Steven Page remarks on the Crue’s enduring appeal in his editorial & the tribute begins with a collection of fan letters, most of which are written in defense of the boys from their many detractors. As loved as the Crue were & are, they have always had their haters. There will be a future Sleaze Patrol File post of classic Motley fan letters from a variety of magazines.
J. Kordosh does a good job reviewing Motley’s first five records in ‘MC: For The Record’ & ranks Shout & Girls as their best efforts [this is a 1989 opinion]. Kordosh says of Girls, “ . . . this was the disc that established L. A.’s favorite sleaze gods as moneymakers on a par with the likes of Bon Jovi & Madonna (well, almost . . . the Crue, being as tough-sounding as they are, have never sold on the massive level that blander bands have).” Click the images below to enlarge & READ the rest of his review.
Most tribute magazines back in the day had the prerequisite band bio section, & here it is:
The centerpiece of the tribute magazine was the following ‘new’ interview with Mr.
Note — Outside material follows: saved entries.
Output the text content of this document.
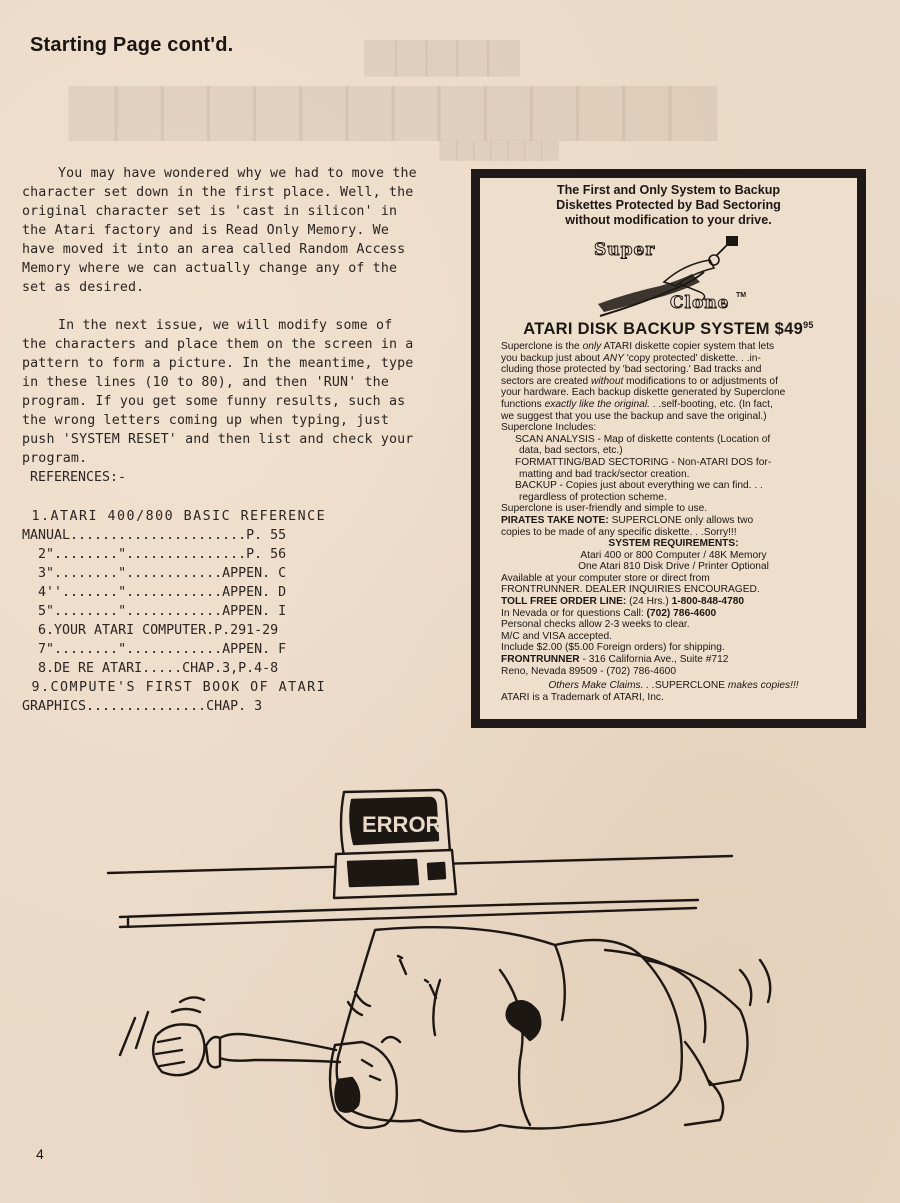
▆▆▆▆▆
▆▆▆▆▆▆▆▆▆▆▆▆▆▆
▆▆▆▆▆▆▆
Starting Page cont'd.

You may have wondered why we had to move the character set down in the first place. Well, the original character set is 'cast in silicon' in the Atari factory and is Read Only Memory. We have moved it into an area called Random Access Memory where we can actually change any of the set as desired.

In the next issue, we will modify some of the characters and place them on the screen in a pattern to form a picture. In the meantime, type in these lines (10 to 80), and then 'RUN' the program. If you get some funny results, such as the wrong letters coming up when typing, just push 'SYSTEM RESET' and then list and check your program.

REFERENCES:-

1.ATARI 400/800 BASIC REFERENCE
MANUAL......................P. 55
2"........"...............P. 56
3"........"............APPEN. C
4''......."............APPEN. D
5"........"............APPEN. I
6.YOUR ATARI COMPUTER.P.291-29
7"........"............APPEN. F
8.DE RE ATARI.....CHAP.3,P.4-8
9.COMPUTE'S FIRST BOOK OF ATARI
GRAPHICS...............CHAP. 3
The First and Only System to Backup
Diskettes Protected by Bad Sectoring
without modification to your drive.
Super
Clone TM
ATARI DISK BACKUP SYSTEM $\$49^{95}$
Superclone is the only ATARI diskette copier system that lets
you backup just about ANY 'copy protected' diskette. . .in-
cluding those protected by 'bad sectoring.' Bad tracks and
sectors are created without modifications to or adjustments of
your hardware. Each backup diskette generated by Superclone
functions exactly like the original. . .self-booting, etc. (In fact,
we suggest that you use the backup and save the original.)
Superclone Includes:
SCAN ANALYSIS - Map of diskette contents (Location of
data, bad sectors, etc.)
FORMATTING/BAD SECTORING - Non-ATARI DOS for-
matting and bad track/sector creation.
BACKUP - Copies just about everything we can find. . .
regardless of protection scheme.
Superclone is user-friendly and simple to use.
PIRATES TAKE NOTE: SUPERCLONE only allows two
copies to be made of any specific diskette. . .Sorry!!!
SYSTEM REQUIREMENTS:
Atari 400 or 800 Computer / 48K Memory
One Atari 810 Disk Drive / Printer Optional
Available at your computer store or direct from
FRONTRUNNER. DEALER INQUIRIES ENCOURAGED.
TOLL FREE ORDER LINE: (24 Hrs.) 1-800-848-4780
In Nevada or for questions Call: (702) 786-4600
Personal checks allow 2-3 weeks to clear.
M/C and VISA accepted.
Include $2.00 ($5.00 Foreign orders) for shipping.
FRONTRUNNER - 316 California Ave., Suite #712
Reno, Nevada 89509 - (702) 786-4600
Others Make Claims. . .SUPERCLONE makes copies!!!
ATARI is a Trademark of ATARI, Inc.
ERROR
4
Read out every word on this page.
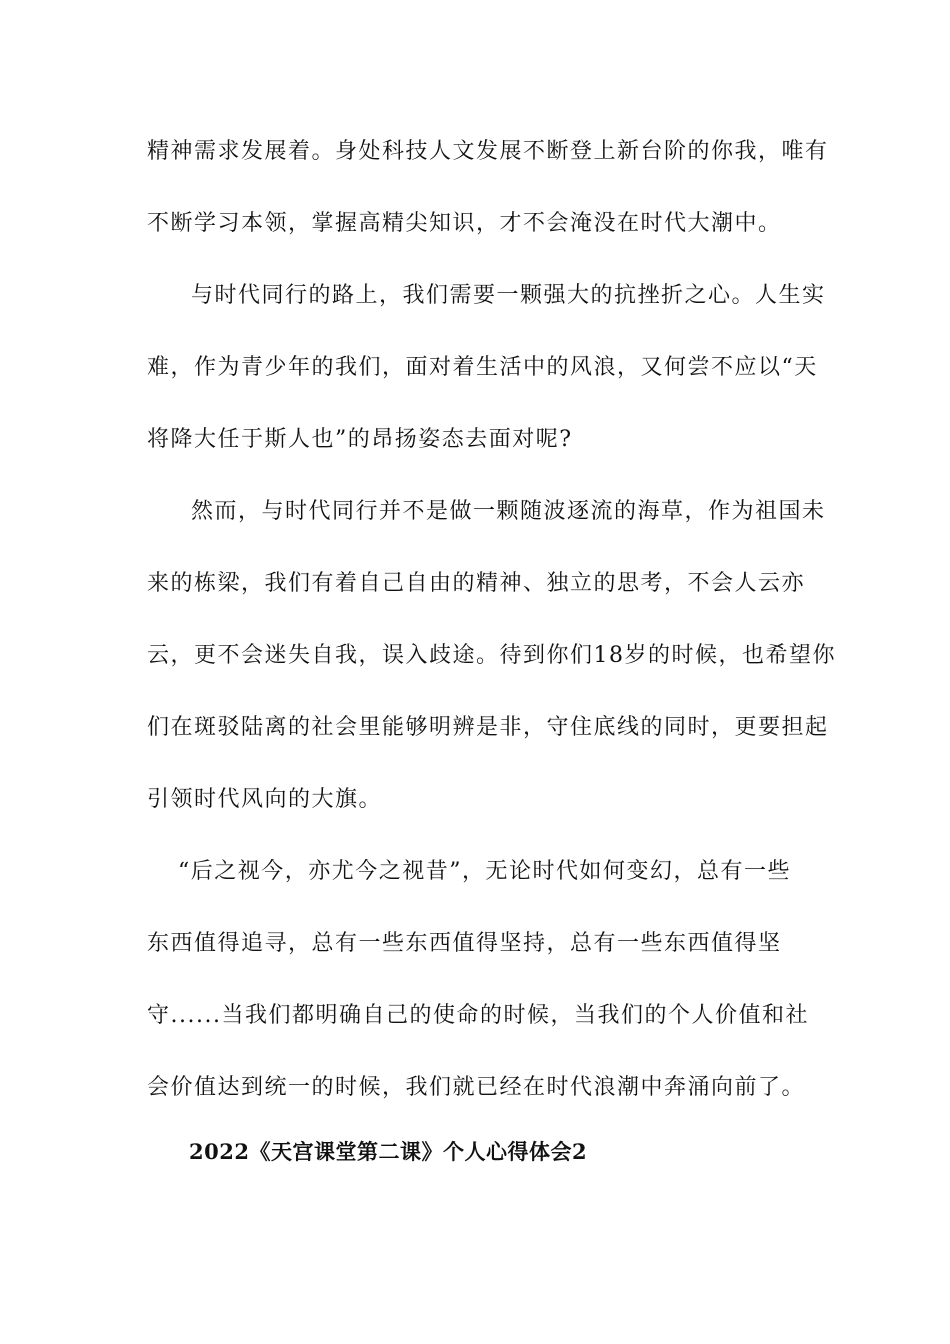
精神需求发展着。身处科技人文发展不断登上新台阶的你我，唯有
不断学习本领，掌握高精尖知识，才不会淹没在时代大潮中。
与时代同行的路上，我们需要一颗强大的抗挫折之心。人生实
难，作为青少年的我们，面对着生活中的风浪，又何尝不应以“天
将降大任于斯人也”的昂扬姿态去面对呢?
然而，与时代同行并不是做一颗随波逐流的海草，作为祖国未
来的栋梁，我们有着自己自由的精神、独立的思考，不会人云亦
云，更不会迷失自我，误入歧途。待到你们18岁的时候，也希望你
们在斑驳陆离的社会里能够明辨是非，守住底线的同时，更要担起
引领时代风向的大旗。
“后之视今，亦尤今之视昔”，无论时代如何变幻，总有一些
东西值得追寻，总有一些东西值得坚持，总有一些东西值得坚
守......当我们都明确自己的使命的时候，当我们的个人价值和社
会价值达到统一的时候，我们就已经在时代浪潮中奔涌向前了。
2022《天宫课堂第二课》个人心得体会2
Sixx. He keeps up the Dr. Feelgood positivity & enthusiasm for the new record & talks about the success of Guns N’ Roses & then, suddenly, slags Metallica & boldly states, “ . . . I fucking hate Metallica. I think their music’s crap. It’s just garbage & they won’t be here in a few years . . . “ He continues on & you can read below the rest of his oh-so-inaccurate assessment of a band that would become the world’s most successful hard rock-metal act of all time. Nikki would have been reacting to the mechanical & progressive metal music Metallica were then (in 1988-89) writing with their album . . . And Justice For All & he could not have foretold the more pop metal & mainstream rock direction that band would take (influenced by Bob Rock’s work on Motley’s Dr. Feelgood no less). The irony of what would happen to Metallica’s career & what would not happen to Nikki’s was probably not lost on him in the 1990s. Metallica’s Black Album, released in 1991, is the best-selling record of the Soundscan era with 22 million copies sold worldwide.